Önce şaştı. "Ah, bu kadarı fazla..." İçinde yıkıcı, acı verici bir deprem başladı. Dönüp baktı. Şu yakışıklı erkek işte buydu. Artık tanıyordu onu. Şiirlerin, kitaplardan kapma büyük sözlerin yapma süsünden sıyrılmış; beylik yargılarla dolu, bayağı. Böyleleri için en önemlisi kızlıktı. Oysa B.'nin ona vermek istediği şeyin yanında kızlık neydi ki? Yarın gidip onların bu kızlık dedikleri şeyi tanımadığı bir erkeğe verecekti. (Hey gidi öfke, sen insan aklına daha saçma düşünceler bile getirebilirsin.) Yanındaki erkek bunu almanın sorumluluğundan korkar. Biliyor, korkaktır o. Ona sarılmaktan, onunla öpüşmekten tat aldı diye kendini hor gördü. "Bulaşık bezi. Vıcık vıcık... " Onların gözünde bütün kadınlar birdir. Amaçlarına götürmekteki başarısı denenmiş o pek rahat 'sıra'larını bozmazlar: Önce el tutulur, sonra öpülür, sonra memeler okşanır; En son etekliğin altı gelir. ''Ben onun için yeni bir kobayım, bir deney hayvanı...'' Birden suya düşmüş gibi üşüdü. (Aylak Adam s.f33)
  B'nin Erhan'la arasında yaşanan olaydan alınan yukarıdaki kesitte aslında okuyucuya bir rahatsızlık durumu sezdirilmeye çalışılmıştır.Toplumsal değerler içinde kadının konumu, kadın-erkek ilişkisi ve bunun yabancılaşma bağlamında bir eleştirisi kabul edilebilir bu bölüm.Diğer bölümleri artık burada nakletmeyeceğim ancak şunu belirtmek gerekir ki Aylak Adamı okurken kitabı bütün bir şekilde değerlendirmeli ve ara sıra Atılganın -bilinçli veya bilinçsizce- karakterlerinin başından geçen olaylarla okurda sevinç,mutsuzluk,ümitsizlik,tiksinme,öfke gibi çok zıt olabilecek duygular uyandırmasını normal karşılamalıyız.Aksi halde kitabı psikolojik zeminden ayrı düşünürsek çok farklı yorumlarda bulunabiliriz.Bu nedenle kurguyu bütün bir biçimde değerlendirilmeli kitaptaki leitmotıvlere,dile,anlatıma dikkatle yaklaşmalıyız.

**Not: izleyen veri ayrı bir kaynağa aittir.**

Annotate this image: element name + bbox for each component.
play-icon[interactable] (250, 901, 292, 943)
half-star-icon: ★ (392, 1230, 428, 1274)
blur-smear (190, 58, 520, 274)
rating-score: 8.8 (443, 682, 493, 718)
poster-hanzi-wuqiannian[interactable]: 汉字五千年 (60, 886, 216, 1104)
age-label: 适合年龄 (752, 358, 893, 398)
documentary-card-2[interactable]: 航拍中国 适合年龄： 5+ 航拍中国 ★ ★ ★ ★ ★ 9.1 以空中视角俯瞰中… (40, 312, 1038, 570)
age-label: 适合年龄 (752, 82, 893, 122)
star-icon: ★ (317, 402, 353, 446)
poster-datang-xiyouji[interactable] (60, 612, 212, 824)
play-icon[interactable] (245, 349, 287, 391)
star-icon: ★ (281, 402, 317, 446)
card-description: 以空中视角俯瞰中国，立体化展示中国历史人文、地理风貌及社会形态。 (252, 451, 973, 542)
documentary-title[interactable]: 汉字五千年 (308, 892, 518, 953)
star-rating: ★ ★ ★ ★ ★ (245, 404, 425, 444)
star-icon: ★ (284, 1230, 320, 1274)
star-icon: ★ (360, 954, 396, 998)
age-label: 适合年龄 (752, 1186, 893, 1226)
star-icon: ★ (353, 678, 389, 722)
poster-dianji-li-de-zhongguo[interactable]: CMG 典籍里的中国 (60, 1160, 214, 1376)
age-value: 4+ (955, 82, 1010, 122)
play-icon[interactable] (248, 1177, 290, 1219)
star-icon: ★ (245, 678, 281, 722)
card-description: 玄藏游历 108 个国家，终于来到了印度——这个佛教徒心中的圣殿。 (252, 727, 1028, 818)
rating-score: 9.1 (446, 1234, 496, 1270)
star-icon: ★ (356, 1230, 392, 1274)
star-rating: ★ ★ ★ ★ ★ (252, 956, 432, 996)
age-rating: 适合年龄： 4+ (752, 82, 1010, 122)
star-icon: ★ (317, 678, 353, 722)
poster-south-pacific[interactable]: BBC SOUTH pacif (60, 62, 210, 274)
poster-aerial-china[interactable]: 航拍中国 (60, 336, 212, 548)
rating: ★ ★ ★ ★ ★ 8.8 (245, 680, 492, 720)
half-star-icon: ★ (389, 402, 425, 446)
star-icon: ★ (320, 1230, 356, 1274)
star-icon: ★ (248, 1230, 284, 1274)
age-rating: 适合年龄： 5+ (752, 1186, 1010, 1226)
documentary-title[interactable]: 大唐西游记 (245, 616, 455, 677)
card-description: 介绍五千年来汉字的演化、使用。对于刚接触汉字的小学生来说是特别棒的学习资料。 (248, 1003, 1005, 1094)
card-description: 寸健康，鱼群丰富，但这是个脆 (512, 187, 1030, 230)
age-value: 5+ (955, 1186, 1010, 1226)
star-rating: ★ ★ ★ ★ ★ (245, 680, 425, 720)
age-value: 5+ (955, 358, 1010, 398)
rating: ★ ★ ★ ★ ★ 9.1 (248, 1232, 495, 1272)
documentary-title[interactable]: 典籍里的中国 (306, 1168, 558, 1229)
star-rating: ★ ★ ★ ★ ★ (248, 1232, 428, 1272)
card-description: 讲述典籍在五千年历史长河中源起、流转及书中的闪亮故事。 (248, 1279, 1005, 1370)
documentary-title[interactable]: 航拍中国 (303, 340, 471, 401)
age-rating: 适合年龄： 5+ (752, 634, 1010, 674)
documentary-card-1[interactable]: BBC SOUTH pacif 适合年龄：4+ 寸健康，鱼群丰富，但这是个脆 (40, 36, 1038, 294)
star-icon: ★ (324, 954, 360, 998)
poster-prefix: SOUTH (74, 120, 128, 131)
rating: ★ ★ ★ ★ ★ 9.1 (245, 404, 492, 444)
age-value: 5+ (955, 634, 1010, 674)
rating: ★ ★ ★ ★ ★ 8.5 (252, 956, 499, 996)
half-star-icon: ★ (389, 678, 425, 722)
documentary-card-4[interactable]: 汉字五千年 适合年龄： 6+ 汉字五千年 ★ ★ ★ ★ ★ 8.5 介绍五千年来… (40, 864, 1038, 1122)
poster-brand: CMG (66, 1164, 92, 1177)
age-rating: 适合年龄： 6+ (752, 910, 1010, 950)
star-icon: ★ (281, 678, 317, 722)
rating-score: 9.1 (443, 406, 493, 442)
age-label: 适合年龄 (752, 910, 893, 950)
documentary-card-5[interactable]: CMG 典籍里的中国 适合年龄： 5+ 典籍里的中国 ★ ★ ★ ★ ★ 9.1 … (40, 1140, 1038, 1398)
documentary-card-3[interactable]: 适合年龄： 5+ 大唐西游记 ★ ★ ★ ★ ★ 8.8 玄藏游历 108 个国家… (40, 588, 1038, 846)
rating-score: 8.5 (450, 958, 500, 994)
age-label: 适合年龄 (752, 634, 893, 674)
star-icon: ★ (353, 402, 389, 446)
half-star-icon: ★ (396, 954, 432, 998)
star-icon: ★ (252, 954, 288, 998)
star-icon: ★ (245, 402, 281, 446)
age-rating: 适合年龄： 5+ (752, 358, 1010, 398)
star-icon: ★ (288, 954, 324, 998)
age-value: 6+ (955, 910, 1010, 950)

  Aylak Adam gibi edebiyatımızda yeri tartışılamayacak bir eserin -kendimce- bir değerlendirmesini yaptığımı düşünüyorum.Elbette ki değinemediğim ve değinmek zorunda olduğum bir çok anlatım ve teknik vardır.Ancak bunu ilk deneyimimin acemiliğine bağışlıyorum.Kitap hakkında bir sonraki yazımda değinmeyi düşündüğüm konu başlıklar: C.'nin Aylaklığı,kötü adam figüründeki ''bıyık'' imgesi ve kitabın son kısmındaki ''belirsizlik'' olmakla birlikte bunların farklı okumalarımda artabileceğini garanti edebilirim.Yusuf Atılgan'ın bir başka romanı olan Anayurt Oteli'nde ise değerlendirmeyi düşündüğüm bir kaç nokta olacaktır.Aslında ciddi anlamda ün kazandığı eseri Anayurt Oteli'dir. Fakat Atılgan'ın bu kitabını ilk olarak incelememin nedeni üzerimdeki büyük etkisidir.

 
 Yazımın bu bölümüne son vermeden önce bana ciddi anlamda kaynaklık eden bir kaç makale hakkında bilgi vermek istiyorum.Aksi halde adımın ''intihalci''ye çıkmasını istemem.Esere psikanalitik açıdan bakmama yardımcı olan ''Aylak Adam ve Anayurt Oteli’ne Psikanalitik Yaklasım:Atılgan’ın Oidipal Roman Kisileri Olarak C. ve Zebercet'' ve yabancılaşma sorunu dahil bir çok konuda faydalandığım''Yusuf Atılgan'ın Romanlarında Birey ve Birey Sorunları'' adlı makaleleri belirtmeliyim.